Understanding Business and Personal Law

Chapter 29: Operating a Corporation

Operating a Corporation

1.
Corporations are managed by directors who
A)are responsible for seeing that the corporation acts within its powers.
B)are considered the owners of the corporation.
C)are entitled to notice of all regular and special meetings.
D)deal with the day to day operations of the business.
2.
Corporate officers
A)are responsible for seeing that the corporation acts within its powers.
B)are considered the owners of the corporation.

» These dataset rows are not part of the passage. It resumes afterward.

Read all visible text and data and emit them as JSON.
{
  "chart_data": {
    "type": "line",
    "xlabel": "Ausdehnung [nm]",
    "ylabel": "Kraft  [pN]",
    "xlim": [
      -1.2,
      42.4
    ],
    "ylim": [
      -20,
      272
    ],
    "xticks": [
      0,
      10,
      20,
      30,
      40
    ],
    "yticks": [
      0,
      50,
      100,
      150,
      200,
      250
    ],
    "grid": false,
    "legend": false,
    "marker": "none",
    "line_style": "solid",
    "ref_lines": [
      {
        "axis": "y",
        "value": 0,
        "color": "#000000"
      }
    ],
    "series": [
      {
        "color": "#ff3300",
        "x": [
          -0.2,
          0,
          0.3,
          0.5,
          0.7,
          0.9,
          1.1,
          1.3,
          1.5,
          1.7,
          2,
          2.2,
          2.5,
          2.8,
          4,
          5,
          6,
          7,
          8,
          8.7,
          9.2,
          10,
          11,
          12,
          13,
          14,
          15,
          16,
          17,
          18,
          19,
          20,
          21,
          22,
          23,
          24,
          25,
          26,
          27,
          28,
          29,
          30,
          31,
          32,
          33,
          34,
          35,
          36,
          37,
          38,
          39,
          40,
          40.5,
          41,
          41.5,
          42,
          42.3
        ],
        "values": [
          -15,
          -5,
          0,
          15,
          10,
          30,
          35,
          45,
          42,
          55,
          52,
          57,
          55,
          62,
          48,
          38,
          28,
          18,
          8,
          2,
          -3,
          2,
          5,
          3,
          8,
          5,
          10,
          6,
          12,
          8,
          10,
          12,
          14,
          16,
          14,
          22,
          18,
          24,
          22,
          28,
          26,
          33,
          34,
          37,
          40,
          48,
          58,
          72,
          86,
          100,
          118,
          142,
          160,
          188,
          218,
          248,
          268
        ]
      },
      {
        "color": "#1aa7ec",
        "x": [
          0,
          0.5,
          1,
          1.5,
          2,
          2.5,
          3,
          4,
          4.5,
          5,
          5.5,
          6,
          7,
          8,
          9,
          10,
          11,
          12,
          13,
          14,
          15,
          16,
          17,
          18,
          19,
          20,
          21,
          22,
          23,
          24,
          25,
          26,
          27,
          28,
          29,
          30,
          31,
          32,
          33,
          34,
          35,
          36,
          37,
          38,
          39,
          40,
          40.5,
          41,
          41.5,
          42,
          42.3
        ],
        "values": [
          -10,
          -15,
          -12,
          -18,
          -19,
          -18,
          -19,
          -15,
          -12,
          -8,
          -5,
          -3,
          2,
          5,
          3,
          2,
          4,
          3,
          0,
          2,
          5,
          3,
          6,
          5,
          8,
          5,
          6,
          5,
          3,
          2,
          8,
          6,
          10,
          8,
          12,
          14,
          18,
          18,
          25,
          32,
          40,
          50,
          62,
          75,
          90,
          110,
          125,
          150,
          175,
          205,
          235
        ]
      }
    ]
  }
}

C)suggest business policy.
D)are appointed by the board of directors.
3.
A member-managed LLC is run by
A)the CEO of the corporation.
B)the owners and outside managers.
C)outside managers.
D)the owners.
4.
A pooling agreement allows shareholders to
A)attend the stockholder's meetings and vote in person.

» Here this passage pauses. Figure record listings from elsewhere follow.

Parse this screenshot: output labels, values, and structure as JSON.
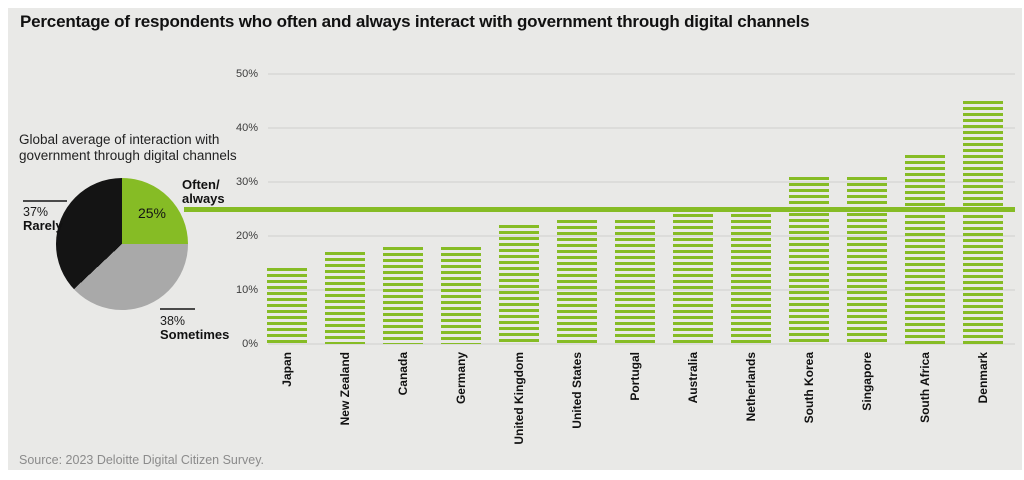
{
  "title": "Percentage of respondents who often and always interact with government through digital channels",
  "source": "Source: 2023 Deloitte Digital Citizen Survey.",
  "colors": {
    "green": "#86bc25",
    "pie_black": "#141414",
    "pie_gray": "#a9a9a9",
    "panel_bg": "#e9e9e7"
  },
  "pie": {
    "caption": "Global average of interaction with government through digital channels",
    "often_always": {
      "label_lines": [
        "Often/",
        "always"
      ],
      "value_label": "25%"
    },
    "rarely": {
      "value_label": "37%",
      "label": "Rarely"
    },
    "sometimes": {
      "value_label": "38%",
      "label": "Sometimes"
    }
  },
  "chart_data": [
    {
      "type": "pie",
      "title": "Global average of interaction with government through digital channels",
      "labels": [
        "Often/always",
        "Sometimes",
        "Rarely"
      ],
      "values": [
        25,
        38,
        37
      ],
      "colors": [
        "#86bc25",
        "#a9a9a9",
        "#141414"
      ],
      "start_angle_deg": 0,
      "direction": "clockwise"
    },
    {
      "type": "bar",
      "title": "Percentage of respondents who often and always interact with government through digital channels",
      "categories": [
        "Japan",
        "New Zealand",
        "Canada",
        "Germany",
        "United Kingdom",
        "United States",
        "Portugal",
        "Australia",
        "Netherlands",
        "South Korea",
        "Singapore",
        "South Africa",
        "Denmark"
      ],
      "values": [
        14,
        17,
        18,
        18,
        22,
        23,
        23,
        24,
        24,
        31,
        31,
        35,
        45
      ],
      "xlabel": "",
      "ylabel": "",
      "ylim": [
        0,
        50
      ],
      "yticks": [
        {
          "value": 0,
          "label": "0%"
        },
        {
          "value": 10,
          "label": "10%"
        },
        {
          "value": 20,
          "label": "20%"
        },
        {
          "value": 30,
          "label": "30%"
        },
        {
          "value": 40,
          "label": "40%"
        },
        {
          "value": 50,
          "label": "50%"
        }
      ],
      "grid": true,
      "bar_style": "horizontal-stripes",
      "reference_line": {
        "value": 25,
        "meaning": "global average"
      }
    }
  ]
}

B)vote a certain way on a particular issue.
C)transfer their voting rights to a trustee.
D)vote by proxy.
5.
The business judgment rule prevents insider trading.
A)TRUE
B)FALSE
6.
Directors can take business opportunities for themselves if they disclose the opportunity to the corporation.
A)TRUE
B)FALSE
7.
Management authority in an LLC is apportioned based upon the money contributed by each member.
A)TRUE
B)FALSE
8.
It is legal for shareholders to solicit the proxies of other shareholders to control the election of the board of directors.
A)TRUE
B)FALSE
9.
An example of insider trading is the buying or selling of stock just before some major development occurs that will affect the price of the stock.
A)TRUE
B)FALSE
10.
Shareholders have the right to
A)participate in the board of director's meetings.
B)vote only if they own preferred stock.
C)transfer or sell their stock.
D)receive dividends when the corporation has made a profit.